Remembering Lokomotiv Yaroslavl on hockey’s darkest day
“This is the darkest day in the history of our sport.”
44 people died today in Russia as a plane carrying the KHL’s Lokomotiv Yaroslavl crashed soon after takeoff.
Killed in the accident were Lokomotiv head coach Brad McCrimmon, assistant coaches Igor Korolev and Alexander Karpovtsev, and players Pavol Demitra, Ruslan Salei, Josef Vasicek, Karel Rachunek, Karlis Skrastins and Alexander Vasyunov, all men who had played in the NHL.
Also among the dead are players Yuri Urychev and Daniil Sobchenko, both members of the Russian squad that won the gold at the 2011 World Junior Championships in Buffalo a mere eight months ago. Many others were NHL draft picks.
McCrimmon played over 1200 NHL games, won a Stanley Cup in 1989 with Calgary and was an original Phoenix Coyote. Demitra was a three-time NHL All-Star, Lady Byng Trophy winner, and scored over 300 goals in his NHL career. Vasicek was a part of the 2006 Carolina Hurricanes team that defeated Buffalo in the conference finals and claimed the Stanley Cup. Karpovtsev won a Cup with the New York Rangers in 1994. Salei was on the 2003 Mighty Ducks of Anaheim team that lost to New Jersey in the Finals.
The list accomplishments of the group lost today goes on and on.
I didn’t know any of them. I had never met any of them. To say I was close to them would be nonsense. But some of the men lost today were indirectly part of our lives, without ever really being in it.
As fans, we have these moments that we can call back to, maybe because they were great, or because they were awful. Just like a song can, it brings you back to where you were, and how you felt. And you think about your life, and the way it has developed. And in instances like this, you appreciate that a guy who you never met, that wasn’t ever aware that you even existed, could influence how you feel.
It could be Karel Rachunek attempting to defend Thomas Vanek in front of the net on a beautiful Buffalo spring night in 2007. It was those two who stood in the way of Rangers goalie Henrik Lundqvist as Maxim Afinogenov’s slap shot from the blue line slid into the net.

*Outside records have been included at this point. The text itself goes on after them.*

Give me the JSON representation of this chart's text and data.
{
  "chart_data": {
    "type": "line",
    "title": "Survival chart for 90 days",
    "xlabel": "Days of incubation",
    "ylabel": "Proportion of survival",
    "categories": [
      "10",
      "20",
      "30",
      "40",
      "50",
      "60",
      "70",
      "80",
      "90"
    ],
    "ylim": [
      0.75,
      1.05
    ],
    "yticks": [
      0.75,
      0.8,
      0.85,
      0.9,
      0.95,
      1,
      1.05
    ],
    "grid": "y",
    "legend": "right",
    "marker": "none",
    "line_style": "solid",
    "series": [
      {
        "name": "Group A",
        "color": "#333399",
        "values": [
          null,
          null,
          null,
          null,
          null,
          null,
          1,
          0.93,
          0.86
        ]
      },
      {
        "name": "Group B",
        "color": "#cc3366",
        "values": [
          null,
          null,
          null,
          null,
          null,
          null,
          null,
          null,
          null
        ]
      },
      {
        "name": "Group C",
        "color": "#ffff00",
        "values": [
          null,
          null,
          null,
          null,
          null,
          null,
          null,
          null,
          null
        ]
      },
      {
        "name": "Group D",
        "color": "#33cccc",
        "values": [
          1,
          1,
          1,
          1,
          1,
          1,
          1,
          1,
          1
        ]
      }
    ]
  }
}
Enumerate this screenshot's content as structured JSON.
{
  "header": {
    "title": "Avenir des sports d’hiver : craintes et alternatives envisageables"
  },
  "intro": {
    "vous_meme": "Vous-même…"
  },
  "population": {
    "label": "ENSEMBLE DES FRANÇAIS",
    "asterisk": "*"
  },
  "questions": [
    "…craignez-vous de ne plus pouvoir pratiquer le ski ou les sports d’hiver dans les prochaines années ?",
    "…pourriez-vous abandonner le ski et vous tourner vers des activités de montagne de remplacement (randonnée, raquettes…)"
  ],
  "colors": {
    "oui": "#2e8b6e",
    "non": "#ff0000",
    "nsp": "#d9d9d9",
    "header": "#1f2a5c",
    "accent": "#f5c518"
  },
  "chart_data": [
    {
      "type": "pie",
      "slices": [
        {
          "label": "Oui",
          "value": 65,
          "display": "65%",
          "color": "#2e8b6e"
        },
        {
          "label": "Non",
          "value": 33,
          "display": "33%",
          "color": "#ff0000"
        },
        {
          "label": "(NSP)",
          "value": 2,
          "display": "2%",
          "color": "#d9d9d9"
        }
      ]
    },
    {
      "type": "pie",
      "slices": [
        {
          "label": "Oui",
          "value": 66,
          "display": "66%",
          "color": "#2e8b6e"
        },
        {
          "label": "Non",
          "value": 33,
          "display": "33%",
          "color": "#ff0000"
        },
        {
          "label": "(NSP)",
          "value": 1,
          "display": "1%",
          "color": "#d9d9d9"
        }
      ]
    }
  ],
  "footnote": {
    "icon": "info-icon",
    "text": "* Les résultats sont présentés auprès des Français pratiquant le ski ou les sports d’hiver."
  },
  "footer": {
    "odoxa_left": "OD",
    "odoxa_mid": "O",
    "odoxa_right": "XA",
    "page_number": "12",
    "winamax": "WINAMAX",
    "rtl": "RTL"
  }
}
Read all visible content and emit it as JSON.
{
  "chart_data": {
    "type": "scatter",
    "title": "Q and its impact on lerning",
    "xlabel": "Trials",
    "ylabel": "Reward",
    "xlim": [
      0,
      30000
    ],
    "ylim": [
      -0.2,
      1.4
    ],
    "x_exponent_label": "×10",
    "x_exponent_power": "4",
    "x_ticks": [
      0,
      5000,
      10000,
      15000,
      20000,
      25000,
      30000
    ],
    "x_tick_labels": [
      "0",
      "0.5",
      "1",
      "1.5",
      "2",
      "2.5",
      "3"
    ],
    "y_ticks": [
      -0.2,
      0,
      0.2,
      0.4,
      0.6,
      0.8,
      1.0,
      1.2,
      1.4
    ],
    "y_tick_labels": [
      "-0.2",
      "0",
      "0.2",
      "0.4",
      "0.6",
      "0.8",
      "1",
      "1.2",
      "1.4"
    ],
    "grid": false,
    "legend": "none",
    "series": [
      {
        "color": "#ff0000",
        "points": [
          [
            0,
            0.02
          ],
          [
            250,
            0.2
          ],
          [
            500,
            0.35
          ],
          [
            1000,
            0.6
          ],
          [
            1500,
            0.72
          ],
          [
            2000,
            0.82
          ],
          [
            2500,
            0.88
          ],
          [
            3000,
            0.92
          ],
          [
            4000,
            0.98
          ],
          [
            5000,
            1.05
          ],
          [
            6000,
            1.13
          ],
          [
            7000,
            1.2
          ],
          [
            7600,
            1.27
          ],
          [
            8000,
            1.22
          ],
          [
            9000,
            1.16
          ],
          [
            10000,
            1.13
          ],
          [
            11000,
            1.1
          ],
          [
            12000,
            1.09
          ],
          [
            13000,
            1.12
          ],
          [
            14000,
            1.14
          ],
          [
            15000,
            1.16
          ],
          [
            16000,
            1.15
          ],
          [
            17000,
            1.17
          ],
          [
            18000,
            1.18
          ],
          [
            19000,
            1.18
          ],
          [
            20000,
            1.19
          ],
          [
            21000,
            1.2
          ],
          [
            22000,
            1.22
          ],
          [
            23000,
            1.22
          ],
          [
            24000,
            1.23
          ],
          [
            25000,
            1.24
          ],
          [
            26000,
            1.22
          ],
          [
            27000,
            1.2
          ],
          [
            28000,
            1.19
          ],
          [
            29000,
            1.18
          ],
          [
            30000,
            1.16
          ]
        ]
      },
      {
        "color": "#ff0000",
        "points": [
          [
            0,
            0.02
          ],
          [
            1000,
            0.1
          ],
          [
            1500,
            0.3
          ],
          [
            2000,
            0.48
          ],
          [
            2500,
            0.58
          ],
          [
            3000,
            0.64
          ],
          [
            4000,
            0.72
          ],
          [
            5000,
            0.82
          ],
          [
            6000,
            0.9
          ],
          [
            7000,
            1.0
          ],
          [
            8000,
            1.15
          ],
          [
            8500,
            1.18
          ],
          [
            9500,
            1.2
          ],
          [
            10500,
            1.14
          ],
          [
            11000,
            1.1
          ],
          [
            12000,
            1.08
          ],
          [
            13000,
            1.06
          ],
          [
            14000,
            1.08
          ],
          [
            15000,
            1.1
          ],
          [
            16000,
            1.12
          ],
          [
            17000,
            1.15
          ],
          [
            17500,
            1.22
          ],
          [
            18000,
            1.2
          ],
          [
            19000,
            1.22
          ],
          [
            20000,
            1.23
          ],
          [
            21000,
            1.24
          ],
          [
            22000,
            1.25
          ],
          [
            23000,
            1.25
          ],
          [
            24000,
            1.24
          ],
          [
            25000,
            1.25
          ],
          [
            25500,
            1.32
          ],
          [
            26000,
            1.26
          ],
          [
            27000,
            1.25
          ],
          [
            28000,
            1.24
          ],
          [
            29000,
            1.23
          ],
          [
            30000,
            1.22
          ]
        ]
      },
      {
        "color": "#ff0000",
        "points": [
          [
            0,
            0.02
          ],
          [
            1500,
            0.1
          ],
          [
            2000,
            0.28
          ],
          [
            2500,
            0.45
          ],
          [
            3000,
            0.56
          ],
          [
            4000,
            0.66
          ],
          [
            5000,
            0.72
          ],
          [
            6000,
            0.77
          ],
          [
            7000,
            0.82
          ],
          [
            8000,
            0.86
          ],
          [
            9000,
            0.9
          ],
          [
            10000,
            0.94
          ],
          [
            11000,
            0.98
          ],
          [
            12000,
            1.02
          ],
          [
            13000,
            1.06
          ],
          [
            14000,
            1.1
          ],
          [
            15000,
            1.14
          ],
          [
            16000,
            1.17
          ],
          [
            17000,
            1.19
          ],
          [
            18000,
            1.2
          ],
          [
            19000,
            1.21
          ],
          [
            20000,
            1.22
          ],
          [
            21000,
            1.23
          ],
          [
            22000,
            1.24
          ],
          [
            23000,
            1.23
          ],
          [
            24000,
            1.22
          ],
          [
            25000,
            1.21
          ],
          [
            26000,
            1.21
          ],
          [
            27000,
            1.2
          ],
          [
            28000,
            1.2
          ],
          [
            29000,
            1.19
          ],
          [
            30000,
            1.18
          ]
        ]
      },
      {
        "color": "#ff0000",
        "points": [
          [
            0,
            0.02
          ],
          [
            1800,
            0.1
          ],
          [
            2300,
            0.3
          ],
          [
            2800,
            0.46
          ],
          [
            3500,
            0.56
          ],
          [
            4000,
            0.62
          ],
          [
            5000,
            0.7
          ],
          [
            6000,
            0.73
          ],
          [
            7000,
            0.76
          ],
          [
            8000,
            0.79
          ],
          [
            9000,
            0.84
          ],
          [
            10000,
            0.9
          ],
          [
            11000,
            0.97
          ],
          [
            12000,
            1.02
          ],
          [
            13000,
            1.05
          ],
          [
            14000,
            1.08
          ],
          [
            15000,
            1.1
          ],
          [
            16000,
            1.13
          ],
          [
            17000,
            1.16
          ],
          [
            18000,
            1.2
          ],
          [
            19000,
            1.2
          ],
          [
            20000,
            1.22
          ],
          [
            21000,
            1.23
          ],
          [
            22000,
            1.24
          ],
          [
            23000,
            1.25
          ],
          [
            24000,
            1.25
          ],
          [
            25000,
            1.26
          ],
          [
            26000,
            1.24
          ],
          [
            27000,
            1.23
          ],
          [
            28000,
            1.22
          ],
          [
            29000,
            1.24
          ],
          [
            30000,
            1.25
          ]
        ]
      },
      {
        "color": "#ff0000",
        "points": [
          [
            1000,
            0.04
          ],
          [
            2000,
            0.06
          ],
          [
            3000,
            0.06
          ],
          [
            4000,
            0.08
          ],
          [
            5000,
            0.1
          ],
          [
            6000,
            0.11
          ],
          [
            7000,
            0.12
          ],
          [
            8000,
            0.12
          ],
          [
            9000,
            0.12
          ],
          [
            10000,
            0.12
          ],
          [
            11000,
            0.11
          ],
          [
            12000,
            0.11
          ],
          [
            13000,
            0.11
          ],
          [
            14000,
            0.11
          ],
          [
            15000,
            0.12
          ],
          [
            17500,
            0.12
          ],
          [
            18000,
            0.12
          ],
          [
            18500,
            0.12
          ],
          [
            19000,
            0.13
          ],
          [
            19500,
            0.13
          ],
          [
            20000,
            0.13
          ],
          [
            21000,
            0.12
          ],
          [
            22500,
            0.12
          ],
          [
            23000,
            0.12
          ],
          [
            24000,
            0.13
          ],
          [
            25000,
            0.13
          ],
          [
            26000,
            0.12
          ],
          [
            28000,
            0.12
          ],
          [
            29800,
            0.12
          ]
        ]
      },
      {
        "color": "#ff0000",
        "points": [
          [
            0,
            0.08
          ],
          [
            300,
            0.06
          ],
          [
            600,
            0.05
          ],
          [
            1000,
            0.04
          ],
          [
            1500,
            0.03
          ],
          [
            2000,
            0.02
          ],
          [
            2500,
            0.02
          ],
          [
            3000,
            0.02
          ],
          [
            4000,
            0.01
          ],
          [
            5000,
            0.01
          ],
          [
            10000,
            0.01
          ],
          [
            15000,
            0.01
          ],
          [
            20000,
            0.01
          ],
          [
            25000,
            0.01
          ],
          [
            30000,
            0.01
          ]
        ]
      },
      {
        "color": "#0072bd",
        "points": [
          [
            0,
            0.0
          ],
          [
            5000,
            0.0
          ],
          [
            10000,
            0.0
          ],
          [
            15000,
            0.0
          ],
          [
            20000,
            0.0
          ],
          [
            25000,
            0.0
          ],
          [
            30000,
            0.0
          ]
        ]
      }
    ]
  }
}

That moment is one of the greatest hockey moments in a lot of fan’s lives, especially ones who fell in love with the sport that season.
We can all remember that game. We love thinking about that game. Chris Drury’s goal to tie it. The jubilation of the victory. It was a defining moment in one of the best seasons in Sabres history. It was an amazing night to be a fan, and that replay will always remind us that.
But now, when we watch that replay, we’ll be brought back to today as well, when we heard that Karel was among the many who perished. With the joy will come sadness. And that’s a disappointing turn of events.
It’ll be the same when we see Rob Ray’s ridiculous between the legs goal in Game 4 of the 1999 Eastern Conference Finals. What Leafs defenseman is standing between Ray and Curtis Joseph? Lokomotiv assistant coach Alexander Karpovtsev.
Last game at Memorial Auditorium? That April 1996 day was one of the most memorable days in the history of the franchise, a closing of an era. The goals are etched in memory. So is that third period brawl. Now when we watch that replay, we’ll hear the name “McCrimmon” and our hearts will sink a little bit.
The memories of thousands upon thousands of NHL games are now forever linked to this awful day. Whether it’s a unremarkable 6-1 Sabres victory in New Jersey in October 2010, where Alex Vasyunov made his NHL debut, or watching Pavol Demitra skate out for player introductions right before Alexei Zhitnik at the 1999 NHL All-Star Game, there’s going to be a reminder of today.
We all have our own way with coping with death. The fact that these men are gone won’t really have an effect on the way most of us will live out the rest of our lives. But in a small way, their existence in our lives, as miniscule as it was, makes us who we are. It influences who we’ve become. So does the way we reacted this morning when we heard the news.
Condolences to all of those who lost friends, family and colleagues.